Huntley let out his breath. “Yeah, sounds like it.”
Melissa updated Martin on what they’d found at the sister’s place. “He might be flying out today.”
“I’ll have a team look into it,” Martin said, sounding exasperated.
“Hey, boss, if he’s planning on flying the coop again, he might not get word that Phil shot his sister. Maybe we can
get the hospital and the police to give out the story that she’s in critical condition, if the EMTs were able to revive her. Maybe Jackson would come back to see her.”

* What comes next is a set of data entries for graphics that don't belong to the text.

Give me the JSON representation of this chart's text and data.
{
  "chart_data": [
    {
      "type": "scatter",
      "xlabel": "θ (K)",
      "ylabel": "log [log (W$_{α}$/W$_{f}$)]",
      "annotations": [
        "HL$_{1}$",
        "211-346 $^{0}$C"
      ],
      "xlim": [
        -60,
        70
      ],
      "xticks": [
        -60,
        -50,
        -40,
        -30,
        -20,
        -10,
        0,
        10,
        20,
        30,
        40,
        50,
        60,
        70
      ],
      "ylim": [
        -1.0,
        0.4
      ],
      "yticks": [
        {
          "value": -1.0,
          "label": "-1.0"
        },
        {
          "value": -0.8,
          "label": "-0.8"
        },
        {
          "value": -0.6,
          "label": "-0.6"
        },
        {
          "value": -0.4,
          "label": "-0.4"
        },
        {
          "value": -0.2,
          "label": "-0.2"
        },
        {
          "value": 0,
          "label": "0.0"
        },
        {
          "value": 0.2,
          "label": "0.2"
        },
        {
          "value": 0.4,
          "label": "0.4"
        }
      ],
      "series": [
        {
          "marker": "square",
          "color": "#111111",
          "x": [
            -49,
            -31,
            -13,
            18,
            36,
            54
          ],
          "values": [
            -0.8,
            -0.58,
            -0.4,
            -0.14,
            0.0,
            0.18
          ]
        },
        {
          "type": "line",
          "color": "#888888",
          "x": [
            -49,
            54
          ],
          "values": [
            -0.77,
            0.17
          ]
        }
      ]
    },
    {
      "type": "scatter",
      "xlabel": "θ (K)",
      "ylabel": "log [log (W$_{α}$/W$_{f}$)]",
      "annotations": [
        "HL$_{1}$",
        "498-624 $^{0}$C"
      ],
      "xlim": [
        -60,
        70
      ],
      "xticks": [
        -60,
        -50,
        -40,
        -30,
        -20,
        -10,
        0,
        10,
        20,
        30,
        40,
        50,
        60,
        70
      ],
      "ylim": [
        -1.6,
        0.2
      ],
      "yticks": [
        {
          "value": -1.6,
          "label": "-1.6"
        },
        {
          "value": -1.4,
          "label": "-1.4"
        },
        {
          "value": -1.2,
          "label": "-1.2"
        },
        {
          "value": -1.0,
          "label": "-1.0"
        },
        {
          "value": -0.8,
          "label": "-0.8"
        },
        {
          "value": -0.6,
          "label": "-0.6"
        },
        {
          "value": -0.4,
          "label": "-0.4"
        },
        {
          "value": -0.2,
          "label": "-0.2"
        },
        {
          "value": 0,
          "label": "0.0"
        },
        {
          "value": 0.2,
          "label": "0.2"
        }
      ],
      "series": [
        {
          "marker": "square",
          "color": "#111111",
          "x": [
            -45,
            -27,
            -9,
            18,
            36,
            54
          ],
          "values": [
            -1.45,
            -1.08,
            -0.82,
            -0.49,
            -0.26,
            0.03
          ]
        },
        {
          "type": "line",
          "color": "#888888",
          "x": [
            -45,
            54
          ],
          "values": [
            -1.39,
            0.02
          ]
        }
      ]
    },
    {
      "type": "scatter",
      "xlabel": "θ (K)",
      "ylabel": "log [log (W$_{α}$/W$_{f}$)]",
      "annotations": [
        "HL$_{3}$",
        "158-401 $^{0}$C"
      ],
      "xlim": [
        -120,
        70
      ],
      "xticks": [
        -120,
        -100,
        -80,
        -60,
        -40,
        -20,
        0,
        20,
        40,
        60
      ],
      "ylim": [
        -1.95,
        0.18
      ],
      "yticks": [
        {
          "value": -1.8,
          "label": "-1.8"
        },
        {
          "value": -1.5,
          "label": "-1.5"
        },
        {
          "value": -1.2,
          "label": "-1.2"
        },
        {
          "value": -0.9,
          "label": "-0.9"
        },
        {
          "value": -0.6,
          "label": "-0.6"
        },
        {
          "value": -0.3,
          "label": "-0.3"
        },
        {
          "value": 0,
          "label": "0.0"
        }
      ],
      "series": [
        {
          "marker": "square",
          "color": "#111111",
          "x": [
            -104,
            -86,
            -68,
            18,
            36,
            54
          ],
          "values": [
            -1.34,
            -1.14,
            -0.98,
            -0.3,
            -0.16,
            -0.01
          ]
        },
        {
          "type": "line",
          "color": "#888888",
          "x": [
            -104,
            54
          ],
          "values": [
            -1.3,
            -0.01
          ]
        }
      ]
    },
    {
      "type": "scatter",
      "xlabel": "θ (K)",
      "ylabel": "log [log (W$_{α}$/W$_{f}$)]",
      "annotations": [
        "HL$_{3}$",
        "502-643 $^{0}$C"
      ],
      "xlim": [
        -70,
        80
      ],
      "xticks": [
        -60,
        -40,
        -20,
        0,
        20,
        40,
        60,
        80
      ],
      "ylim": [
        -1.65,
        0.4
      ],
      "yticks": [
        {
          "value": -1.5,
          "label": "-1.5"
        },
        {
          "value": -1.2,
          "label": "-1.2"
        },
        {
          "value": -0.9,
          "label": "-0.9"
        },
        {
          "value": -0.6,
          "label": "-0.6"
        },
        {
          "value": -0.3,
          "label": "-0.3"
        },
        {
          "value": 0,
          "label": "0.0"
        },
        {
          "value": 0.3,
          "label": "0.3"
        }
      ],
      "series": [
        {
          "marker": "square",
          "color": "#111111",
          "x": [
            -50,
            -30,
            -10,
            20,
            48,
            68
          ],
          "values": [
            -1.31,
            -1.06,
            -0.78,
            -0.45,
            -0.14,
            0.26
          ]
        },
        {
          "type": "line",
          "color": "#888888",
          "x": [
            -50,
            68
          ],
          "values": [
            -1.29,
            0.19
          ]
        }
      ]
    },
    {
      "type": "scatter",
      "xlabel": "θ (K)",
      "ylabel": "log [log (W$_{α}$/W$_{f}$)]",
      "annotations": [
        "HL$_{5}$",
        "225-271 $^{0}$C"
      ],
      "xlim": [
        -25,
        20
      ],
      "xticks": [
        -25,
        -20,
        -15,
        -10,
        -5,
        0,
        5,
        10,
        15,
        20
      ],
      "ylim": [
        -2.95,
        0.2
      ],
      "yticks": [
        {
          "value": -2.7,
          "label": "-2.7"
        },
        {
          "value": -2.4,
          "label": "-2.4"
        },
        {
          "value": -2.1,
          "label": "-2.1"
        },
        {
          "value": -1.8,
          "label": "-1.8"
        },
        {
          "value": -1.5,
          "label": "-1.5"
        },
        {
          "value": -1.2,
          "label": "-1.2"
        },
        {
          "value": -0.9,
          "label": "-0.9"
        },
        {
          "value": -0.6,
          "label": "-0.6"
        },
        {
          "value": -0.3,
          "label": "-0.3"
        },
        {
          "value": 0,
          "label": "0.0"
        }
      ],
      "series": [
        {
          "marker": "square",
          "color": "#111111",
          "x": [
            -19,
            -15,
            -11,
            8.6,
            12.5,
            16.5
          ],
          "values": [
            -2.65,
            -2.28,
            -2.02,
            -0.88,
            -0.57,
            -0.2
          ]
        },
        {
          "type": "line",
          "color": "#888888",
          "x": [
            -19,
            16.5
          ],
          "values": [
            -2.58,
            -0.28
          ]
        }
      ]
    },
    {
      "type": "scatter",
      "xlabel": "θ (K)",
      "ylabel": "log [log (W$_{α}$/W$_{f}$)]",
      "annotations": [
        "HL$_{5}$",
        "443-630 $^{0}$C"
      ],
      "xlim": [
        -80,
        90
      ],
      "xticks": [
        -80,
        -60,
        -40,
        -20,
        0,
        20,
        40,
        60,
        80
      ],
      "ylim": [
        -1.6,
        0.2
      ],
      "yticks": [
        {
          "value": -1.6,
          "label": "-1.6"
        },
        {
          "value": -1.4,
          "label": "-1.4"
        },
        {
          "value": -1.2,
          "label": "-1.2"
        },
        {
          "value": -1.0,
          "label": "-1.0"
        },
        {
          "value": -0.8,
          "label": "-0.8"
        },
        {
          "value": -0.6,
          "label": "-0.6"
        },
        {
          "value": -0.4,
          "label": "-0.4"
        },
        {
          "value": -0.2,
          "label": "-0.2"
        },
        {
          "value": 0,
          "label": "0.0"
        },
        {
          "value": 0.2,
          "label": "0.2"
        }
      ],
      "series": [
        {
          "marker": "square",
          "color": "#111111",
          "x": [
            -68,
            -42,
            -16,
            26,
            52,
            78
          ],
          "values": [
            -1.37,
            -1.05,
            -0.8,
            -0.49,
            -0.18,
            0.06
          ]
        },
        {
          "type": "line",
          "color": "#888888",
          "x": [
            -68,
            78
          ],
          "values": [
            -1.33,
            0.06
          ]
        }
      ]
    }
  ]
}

“Or to kill Phil for it. All right. I’ll make some calls.”
“Okay. I was checking through her phone’s text messages and emails. She was supposed to get in touch with a guy named Monty. But there’s no last name, no number for him. Jackson told her he had a job for Monty in CR.”
“Costa Rica.”
“Huntley got Phil’s phone. Let me check that really quick.” She looked through the texts. “Yeah, Jackson said he’d see him. Nothing about locations or anything, but we kind of figured that would be too easy.”
Chapter 7
“So what made you go into the JAG?” Huntley asked Melissa as he drove her back to Amarillo. It wasn’t just small talk. He’d heard she and her sister had joined the organization because of some past history with the JAG, but he didn’t know what that entailed. He didn’t think it was because she’d been getting into trouble when she was a teen. But he was curious.
“Martin. When we were thirteen, he rescued my sister and me from a hostage situation.”
Now that Huntley hadn’t expected to hear. He wished he’d been there to help the girls. He would have been sixteen and ready to tackle as many of the men as there’d been, all on his own.
“They picked the wrong house to burglarize,” Melissa continued. “Dad and Mom were at work, and Bonnie and I were in the kitchen doing homework—we were homeschooled. We were working on creative writing. After that, we both rewrote our stories.”
He smiled at that. “About the break-in…”
“Yeah. Anyway, the three men thought everyone was gone. When they saw both my mom’s and dad’s cars had left, they broke the back door. They didn’t even bother to knock to see if anyone would answer. I grabbed the phone off the dining-room table and called my dad, but we didn’t wait around. My sister and I ran for the front door, but one of their men was standing on the front porch. He caught us as we threw the door open, probably waiting for his friends to unlock it for him. He looked as startled to see us as we were to see him. He waved a gun at us, and we were afraid they’d kill us because we saw their faces.”